ダークブロンドの髪にアンバーの瞳の令嬢は、その色彩から魔力量が少ないことはお分かりになるはずなのですが。そのような強引なことを、しかも目の前にいるのは王族だというのに、どうして平気でできてしまうのでしょうか。
「やっ……! ゆ、許してくださいっ……!」
「あなたがおっしゃったのでしょう? 触れてみたら分かるのに、と」
ゆるく巻いたツインテールを揺らしながら、必死に抵抗する涙目の令嬢は、何とも庇護欲がそそられるといいますか……。正直、傍観者でいるのもあまり気持ちのよいものではないのです。
セルシィーガ公爵令嬢がおっしゃったことが本当なのだとしても、この行為自体は許されるものではありません。
何よりホーエスト様に対して大変失礼なことだと、どうしてお気付きになってくださらないのか。
「ホーエスト様の前でそのようなこと、おやめください」
そもそもこのガーデンパーティーは、そのような目的で開かれているわけではないのですから。
「宮中伯令嬢のあなたが、私に意見するおつもりで?」
「私は今、ホーエスト様の婚約者としてこの場に立っているのです。その意味をよくお考えになられてはいかがですか?」
隣でホーエスト様が驚いているのが、触れている部分から伝わってきました。
当然ですね。今までの私であれば、このようなこと決して口にはしなかったでしょうから。
(ですが)
ホーエスト様の婚約者として、お隣に立っていても恥ずかしくない振る舞いをと考えるようになった今、これまでの私のままではいけないと思ったのです。

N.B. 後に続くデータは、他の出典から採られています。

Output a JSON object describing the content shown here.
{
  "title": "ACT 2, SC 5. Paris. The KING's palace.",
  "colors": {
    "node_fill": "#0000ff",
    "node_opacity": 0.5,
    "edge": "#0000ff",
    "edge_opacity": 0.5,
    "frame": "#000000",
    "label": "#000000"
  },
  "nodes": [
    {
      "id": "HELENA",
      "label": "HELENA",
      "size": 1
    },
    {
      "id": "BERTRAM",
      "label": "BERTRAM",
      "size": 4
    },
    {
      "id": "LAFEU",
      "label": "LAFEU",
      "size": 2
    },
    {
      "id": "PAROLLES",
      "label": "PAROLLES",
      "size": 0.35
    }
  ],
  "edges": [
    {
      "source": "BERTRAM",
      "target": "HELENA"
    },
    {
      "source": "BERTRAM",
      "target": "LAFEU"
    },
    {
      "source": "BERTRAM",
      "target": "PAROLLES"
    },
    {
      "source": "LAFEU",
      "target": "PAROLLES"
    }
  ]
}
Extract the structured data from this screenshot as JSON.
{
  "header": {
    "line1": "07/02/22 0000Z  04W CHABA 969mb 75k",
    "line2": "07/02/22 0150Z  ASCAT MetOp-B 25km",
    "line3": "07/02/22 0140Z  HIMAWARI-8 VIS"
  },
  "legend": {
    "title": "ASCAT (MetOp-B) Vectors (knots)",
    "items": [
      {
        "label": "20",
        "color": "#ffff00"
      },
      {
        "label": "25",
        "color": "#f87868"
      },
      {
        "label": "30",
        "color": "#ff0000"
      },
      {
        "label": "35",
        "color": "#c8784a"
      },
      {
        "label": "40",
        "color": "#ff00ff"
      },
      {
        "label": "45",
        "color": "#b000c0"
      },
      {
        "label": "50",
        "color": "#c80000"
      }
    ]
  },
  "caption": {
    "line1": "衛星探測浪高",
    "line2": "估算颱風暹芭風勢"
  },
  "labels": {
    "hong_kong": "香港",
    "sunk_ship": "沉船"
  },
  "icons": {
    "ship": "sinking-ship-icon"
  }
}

たとえ見た目は地味でも、それ以外の部分で他の方に引けを取らないようにしなければ、私自身がホーエスト様のお隣に立つことを許せなくなる気がしました。
だからこそ、立ち向かわなければならないのです。特に、お相手が女性であるのならばなおさら。
「……フンッ。失礼いたします」
まるでにらみ合うかのようにお互い視線を逸らさなかった時間は、きっとそこまで長いものではなかったのでしょうけれど。異様な静けさに包まれたこの場で誰もが固唾を飲んで見守る中、先に目を逸らしたのはセルシィーガ公爵令嬢のほうでした。
そしてそのままホーエスト様に対してだけ一礼して去っていく彼女を、急いで追う数名の令嬢たち。
「大丈夫ですか?」
けれど私が今一番気にすべきは、一人残されたこちらの令嬢ですから。
「ぁ……ありがとうございますっ……!!」
よほど不安だったのでしょうね。へたり込んでしまった彼女は、そのまま泣き出してしまって。
結局、ホーエスト様が一息つけたのは本当に僅かな時間だけでした。
「素敵だったよ、リィス」
ただなぜかホーエスト様ご自身は、大変満足そうなお顔をされておりましたが。
けれど。
この時の私たちは目の前の事態に目を向けすぎていて、気付いていなかったのです。
少し離れた場所から、一連の流れを観察するように見ていたあやしい影がいたことに。
ちなみにこの王子様、こいつら邪魔だなぁくらいにしか思っていません。